1. Le départ au clair de lune
Lucide attacha sa cape d'acier, sentit la fraîcheur du métal contre sa peau et regarda une dernière fois le village endormi. Chevaleresse aux yeux calmes et au cœur ardent, elle portait l'insigne de l'Ordre de la Main droite : une main ouverte, symbole d'aide plus que de pouvoir. Ce soir, la tour du Premier Poste avait envoyé son appel — une bannière au sommet, déroulée comme un doigt pointant vers le danger. Sa mission était claire : porter aide au Premier Poste.
Sa monture, Écume, piaffa doucement. Le galop de la jument faisait chanter les chaines de l'armure comme un petit tambour. Lucide caressa l'encolure d'Écume et murmura des paroles que seuls les chevaux connaissent ; la jument répondit d'un hennissement joyeux. Ensemble, elles s'enfoncèrent dans la nuit, silhouettes brillantes sous la lune.
En chemin, la chevaleresse croisa des arbres noirs aux branches tordues qui semblaient vouloir attraper les voyageurs. Mais Lucide se souvint des leçons de son maître : "Le courage n'est pas l'absence de peur, c'est la décision d'avancer malgré elle." Elle serra les rênes, sentit la peur comme une brise, et continua.

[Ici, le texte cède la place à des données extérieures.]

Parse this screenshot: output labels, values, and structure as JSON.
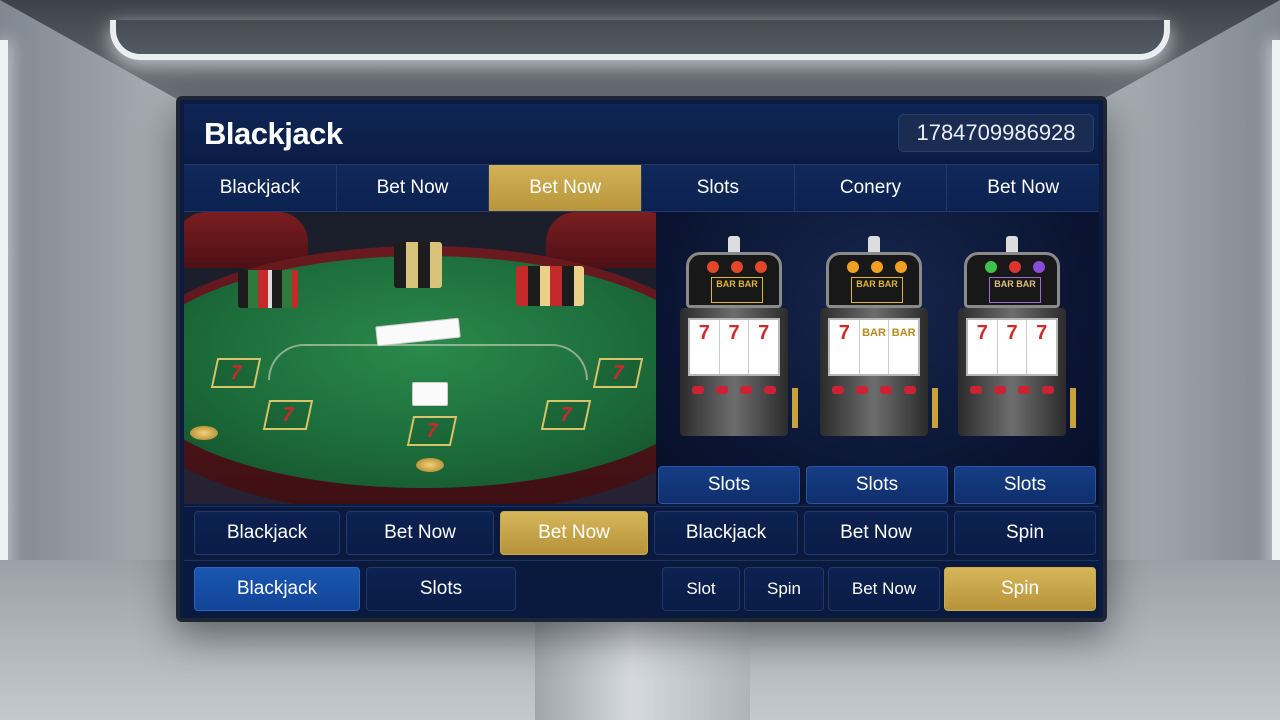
{
  "header": {
    "title": "Blackjack",
    "balance": "1784709986928"
  },
  "tabs": [
    {
      "label": "Blackjack",
      "active": false
    },
    {
      "label": "Bet Now",
      "active": false
    },
    {
      "label": "Bet Now",
      "active": true
    },
    {
      "label": "Slots",
      "active": false
    },
    {
      "label": "Conery",
      "active": false
    },
    {
      "label": "Bet Now",
      "active": false
    }
  ],
  "table": {
    "seven_marks": [
      "7",
      "7",
      "7",
      "7",
      "7"
    ]
  },
  "slot_machines": [
    {
      "topper_text": "BAR BAR",
      "reels": [
        "7",
        "7",
        "7"
      ]
    },
    {
      "topper_text": "BAR BAR",
      "reels": [
        "7",
        "BAR",
        "BAR"
      ]
    },
    {
      "topper_text": "BAR BAR",
      "reels": [
        "7",
        "7",
        "7"
      ]
    }
  ],
  "slot_buttons": [
    "Slots",
    "Slots",
    "Slots"
  ],
  "action_row_1": [
    {
      "label": "Blackjack",
      "style": "dark"
    },
    {
      "label": "Bet Now",
      "style": "dark"
    },
    {
      "label": "Bet Now",
      "style": "gold"
    },
    {
      "label": "Blackjack",
      "style": "dark"
    },
    {
      "label": "Bet Now",
      "style": "dark"
    },
    {
      "label": "Spin",
      "style": "dark"
    }
  ],
  "action_row_2": [
    {
      "label": "Blackjack",
      "style": "blue"
    },
    {
      "label": "Slots",
      "style": "dark"
    },
    {
      "label": "Slot",
      "style": "dark"
    },
    {
      "label": "Spin",
      "style": "dark"
    },
    {
      "label": "Bet Now",
      "style": "dark"
    },
    {
      "label": "Spin",
      "style": "gold"
    }
  ],
  "colors": {
    "accent_gold": "#c9a84d",
    "primary_blue": "#1a56b0",
    "panel_navy": "#0b1b40"
  }
}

Quand elles arrivèrent au bord d'une rivière, un pont de bois apparut, vieux et grinçant. Au milieu, une voix trembla. C'était un jeune garçon, les vêtements sales, qui pleurait en regardant l'eau. Sans hésiter, Lucide descendit et le prit par l'épaule.
— Pourquoi pleures-tu ? demanda-t-elle doucement.
— Mon petit frère est tombé dans la rivière, sanglotait-il. Le courant l'emporte vers le marais. Personne n'ose y aller.
La chevaleresse hésita une fraction de seconde. Le Premier Poste l'attendait, mais elle comprit que chaque vie comptait. Elle ordonna à Écume de rester puis, sans perdre un instant, se jeta dans l'eau glacée. La rivière la repoussait, cocu d'écume, et ses bottes lourdes la tiraient vers le fond. Pourtant, elle plongea, trouva la petite main tremblante du garçon, et la serra. Avec force et douceur, elle ramena l'enfant au bord.
La gratitude dans les yeux du frère sauvé fit vibrer quelque chose en Lucide : la compassion rendait le courage plus léger. Elle reprit la route, le garçon les accompagnant en courant jusqu'à la hutte où sa mère pleurait. Le villageien posa sa main sur l'épaule de Lucide.
— Merci, dame chevaleresse. Pour toi, nous veillerons sur le chemin.
Lucide sourit et remonta en selle. Le Premier Poste n'était désormais plus qu'à l'horizon, éclairé par une lueur vacillante.
2. Le col du Vent mauvais
Le lendemain, le chemin monta sur une crête où le vent sifflait comme une harpe irritée. Les nuages bas venaient s'écraser contre les roches, et des pierres roulèrent sous les sabots. Là-haut vivait le gardien du col, un vieux forgeron nommé Hilaris, qui avait perdu un bras à cause d'un rocher lors d'une ancienne tempête. Il connaissait chaque son du vent.
En approchant, Lucide aperçut la silhouette du Premier Poste, petite tour de pierre plantée sur la montagne, son drapeau déchiré claquant comme une plainte. Mais quelque chose clochait : un épais panache de fumée noire se détachait du côté nord. Lucide ralentit et trouva Hilaris affalé sur une roche, le visage creusé, la main droite malade d'angoisse.
— Ils sont bloqués à l'écurie du poste, marmonna-t-il. Des maraudeurs ont pris la porte. Ils menacent de brûler tout si personne n'aide.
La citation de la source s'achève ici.